The plot was foiled by the Moldovan police and undercover journalists at Ziarul de Gardă newspaper. A total of 138,000 bank accounts were identified – out of some 1.5 million voters. So about 10% of the electorate were paid to vote a certain way. But that could just be the tip of the vote-buying scheme: crypto payments and old-fashioned hard cash incentives were also used, with customs identifying a sudden wave of men travelling in from Moscow with hard cash totalling many millions in the run-up to the vote.
Shor boasted that he had many more people on his payroll.
And the question remains: what can be done in response? The courts, the Ziarul de Gardă editor Alina Radu explains to me, cannot deal with this amount of cases. So far a couple of thousand people are coming to trial. Going after the grannies who were paid to vote can look unseemly, but the higher-ups are well protected with lawyers. Police and reporters can play a cat-and-mouse game catching such operations, but the fact is they are worth the risk for the perpetrators.
“There are not many instruments that you have to protect yourself from these external influences,” admits Sandu. Such vote-buying operations have a particular impact in a small country, but they can be used in a targeted way in a larger country too – similar ones are already being reported in Bulgaria.
One possible response would be to just cancel elections – as Romania did in late 2024 when the authorities discovered a supposed Russian scheme to fund a pro-Moscow presidential candidate. But such radical steps make people deeply suspicious of democratic processes, and the cancellation of the Romanian vote was criticised by the new US government.
That’s the dilemma of facing such interference: ignore it at your peril, but if you react in a clunky way you only increase the division Russia wants to fuel.
Moldovan policymakers, for their part, decided to expose the operation publicly, hope the evidence would alert people to the danger and inspire them to vote and counterbalance the fraud. It just about worked. “When the society saw the danger, we had such a mobilisation that we managed to out-vote it,” explains Sandu.
The vote-buying scheme was just one example of the relentless subversion. Some operations play out in the military sphere. Moldova is home to the Transnistria region, a breakaway slice of the country that is de facto controlled by Moscow, which stations some 1,400 Russian troops there.

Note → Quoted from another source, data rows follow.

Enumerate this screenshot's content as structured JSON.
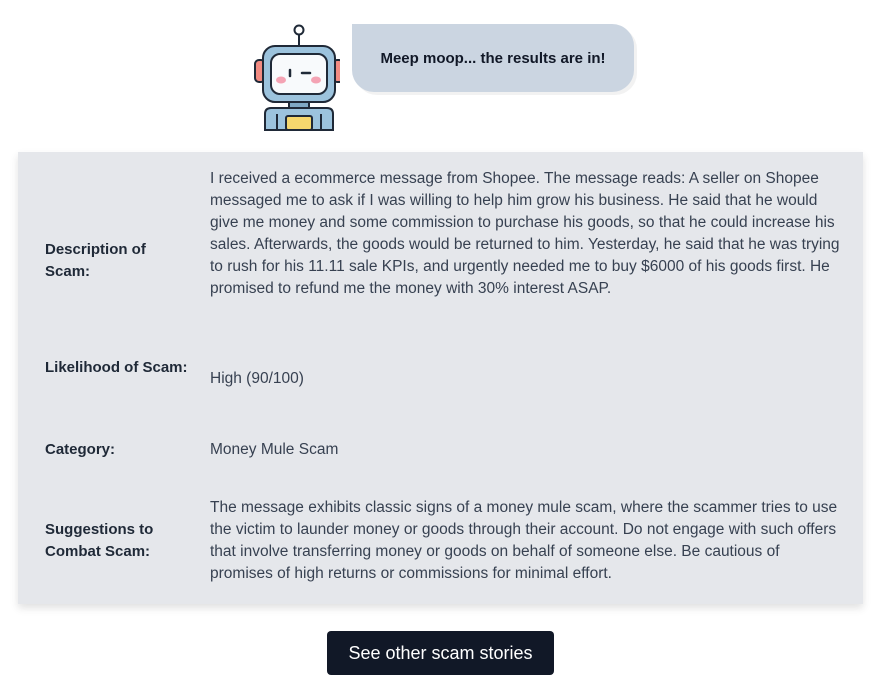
{
  "header": {
    "robot_icon": "robot-mascot-icon",
    "bubble_text": "Meep moop... the results are in!"
  },
  "results": {
    "description": {
      "label": "Description of Scam:",
      "value": "I received a ecommerce message from Shopee. The message reads: A seller on Shopee messaged me to ask if I was willing to help him grow his business. He said that he would give me money and some commission to purchase his goods, so that he could increase his sales. Afterwards, the goods would be returned to him. Yesterday, he said that he was trying to rush for his 11.11 sale KPIs, and urgently needed me to buy $6000 of his goods first. He promised to refund me the money with 30% interest ASAP."
    },
    "likelihood": {
      "label": "Likelihood of Scam:",
      "value": "High (90/100)"
    },
    "category": {
      "label": "Category:",
      "value": "Money Mule Scam"
    },
    "suggestions": {
      "label": "Suggestions to Combat Scam:",
      "value": "The message exhibits classic signs of a money mule scam, where the scammer tries to use the victim to launder money or goods through their account. Do not engage with such offers that involve transferring money or goods on behalf of someone else. Be cautious of promises of high returns or commissions for minimal effort."
    }
  },
  "cta": {
    "label": "See other scam stories"
  },
  "colors": {
    "bubble": "#cbd5e1",
    "card": "#e5e7eb",
    "button": "#111827"
  }
}
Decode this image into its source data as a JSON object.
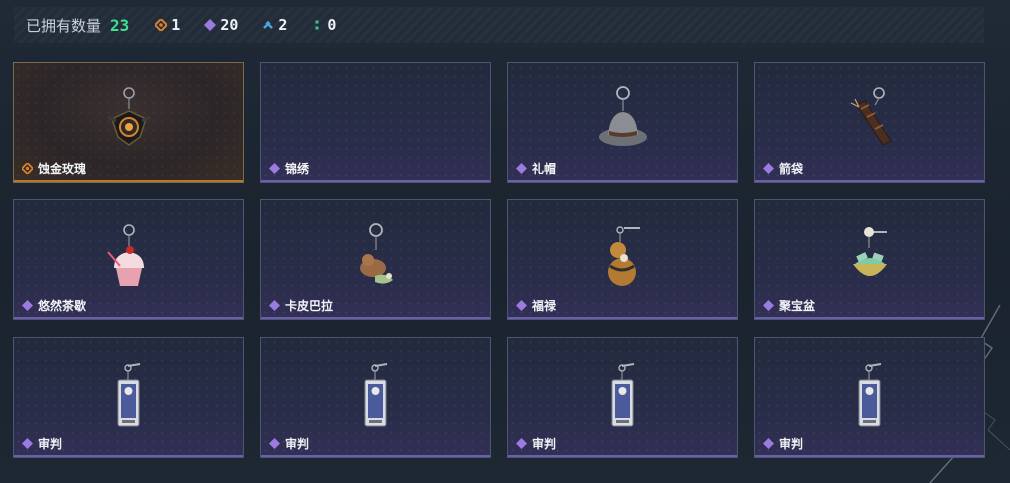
{
  "summary": {
    "label": "已拥有数量",
    "total": "23",
    "stats": [
      {
        "icon": "orange-rarity-icon",
        "value": "1",
        "color": "#d9822b"
      },
      {
        "icon": "purple-rarity-icon",
        "value": "20",
        "color": "#9b7be0"
      },
      {
        "icon": "blue-rarity-icon",
        "value": "2",
        "color": "#4aa6e0"
      },
      {
        "icon": "green-rarity-icon",
        "value": "0",
        "color": "#38c98a"
      }
    ]
  },
  "items": [
    {
      "name": "蚀金玫瑰",
      "rarity": "orange",
      "icon": "golden-rose-charm-icon"
    },
    {
      "name": "锦绣",
      "rarity": "purple",
      "icon": "empty-charm-icon"
    },
    {
      "name": "礼帽",
      "rarity": "purple",
      "icon": "top-hat-charm-icon"
    },
    {
      "name": "箭袋",
      "rarity": "purple",
      "icon": "quiver-charm-icon"
    },
    {
      "name": "悠然茶歇",
      "rarity": "purple",
      "icon": "cupcake-charm-icon"
    },
    {
      "name": "卡皮巴拉",
      "rarity": "purple",
      "icon": "capybara-charm-icon"
    },
    {
      "name": "福禄",
      "rarity": "purple",
      "icon": "gourd-charm-icon"
    },
    {
      "name": "聚宝盆",
      "rarity": "purple",
      "icon": "treasure-bowl-charm-icon"
    },
    {
      "name": "审判",
      "rarity": "purple",
      "icon": "judgment-card-charm-icon"
    },
    {
      "name": "审判",
      "rarity": "purple",
      "icon": "judgment-card-charm-icon"
    },
    {
      "name": "审判",
      "rarity": "purple",
      "icon": "judgment-card-charm-icon"
    },
    {
      "name": "审判",
      "rarity": "purple",
      "icon": "judgment-card-charm-icon"
    }
  ]
}
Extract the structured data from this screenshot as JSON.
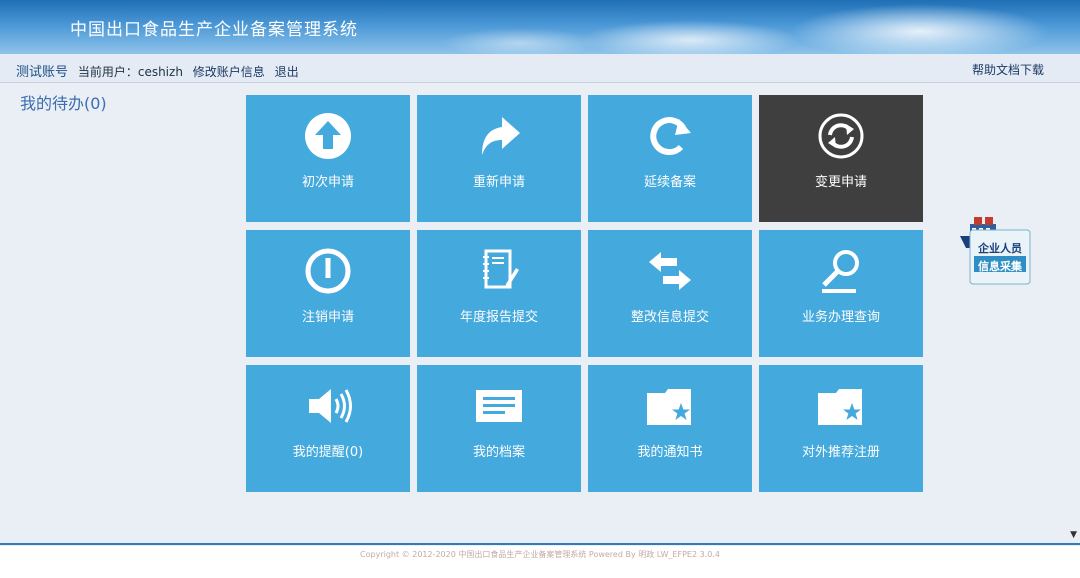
{
  "header": {
    "title": "中国出口食品生产企业备案管理系统"
  },
  "navbar": {
    "account": "测试账号",
    "current_user_label": "当前用户：ceshizh",
    "edit_account": "修改账户信息",
    "logout": "退出",
    "help_download": "帮助文档下载"
  },
  "todo": {
    "label": "我的待办(0)"
  },
  "tiles": [
    {
      "label": "初次申请",
      "icon": "upload-arrow-icon"
    },
    {
      "label": "重新申请",
      "icon": "redo-arrow-icon"
    },
    {
      "label": "延续备案",
      "icon": "refresh-icon"
    },
    {
      "label": "变更申请",
      "icon": "cycle-icon",
      "color": "#3f3f3f"
    },
    {
      "label": "注销申请",
      "icon": "power-icon"
    },
    {
      "label": "年度报告提交",
      "icon": "notebook-icon"
    },
    {
      "label": "整改信息提交",
      "icon": "exchange-arrows-icon"
    },
    {
      "label": "业务办理查询",
      "icon": "magnifier-icon"
    },
    {
      "label": "我的提醒(0)",
      "icon": "speaker-icon"
    },
    {
      "label": "我的档案",
      "icon": "document-card-icon"
    },
    {
      "label": "我的通知书",
      "icon": "starred-folder-icon"
    },
    {
      "label": "对外推荐注册",
      "icon": "starred-folder-icon"
    }
  ],
  "widget": {
    "line1": "企业人员",
    "line2": "信息采集",
    "icon": "ship-icon"
  },
  "footer": {
    "text": "Copyright © 2012-2020 中国出口食品生产企业备案管理系统 Powered By 明政 LW_EFPE2 3.0.4"
  },
  "colors": {
    "tile": "#44a9dc",
    "tile_active": "#3f3f3f",
    "footer_line": "#2f7bbd"
  }
}
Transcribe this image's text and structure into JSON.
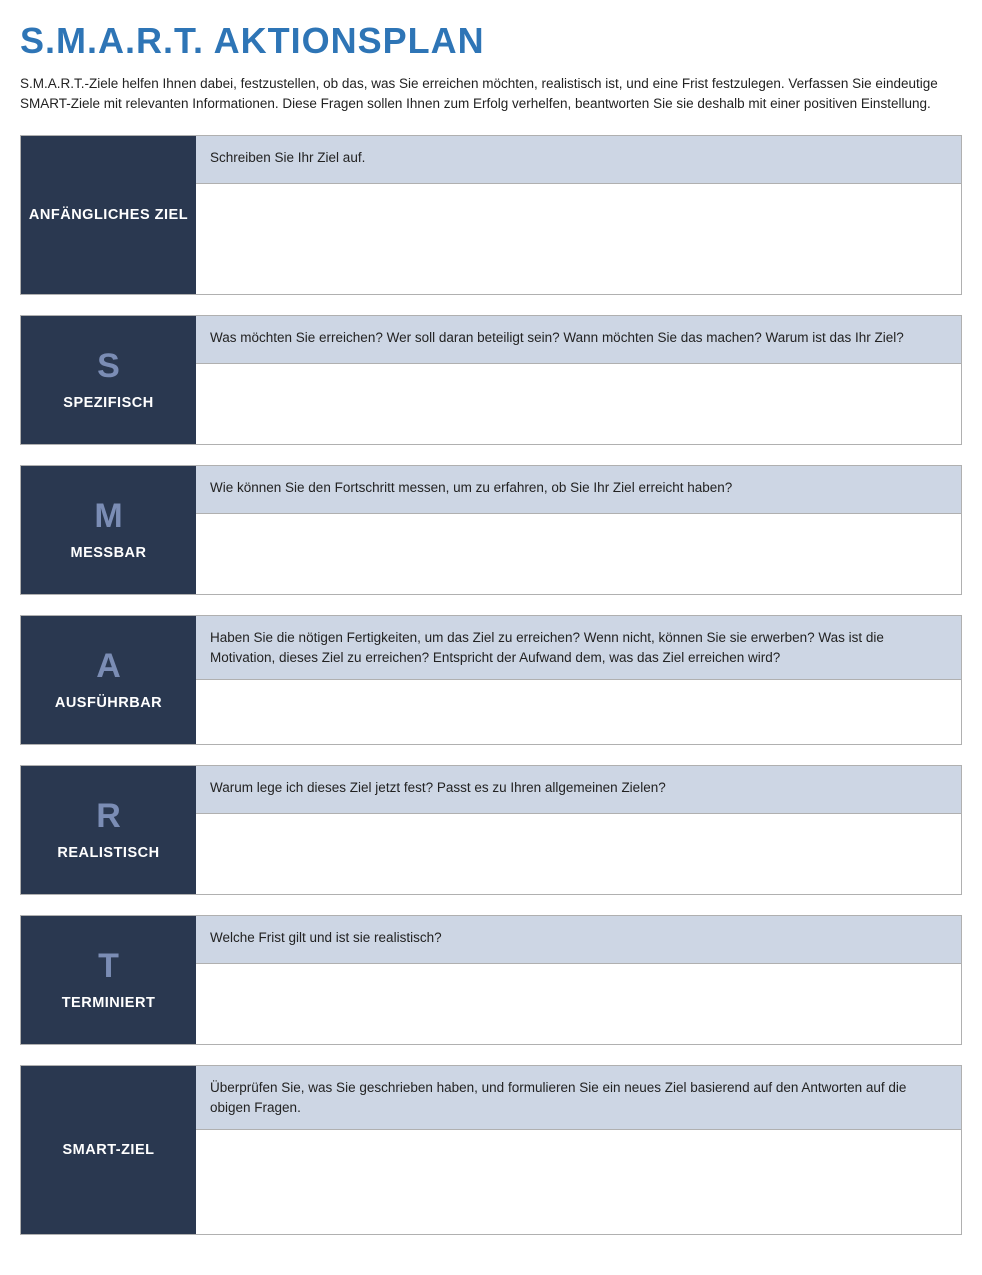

In the run-up to the election Russia organised exercises in the area, while its proxies pushed propaganda campaigns that Moldova would risk invasion if Sandu won. Moldova may be particularlyvulnerable to such intimidation, but it’s echoed in Kremlin policy across the Caucuses and central Europe.
Other operations are economic. Russia recently cut off gas supplies to Moldova and then blamed it on Sandu. Moscow has also been accused of cultivating priests who preach sermons denouncing the EU. Fake letters and posters that look as if they are from the EU or Moldovan authorities, but which discredit EU integration, have been distributed. One fake EU Commission letter claimed that all Moldovan officials who don’t speak English will be fired once the country has joined Brussels.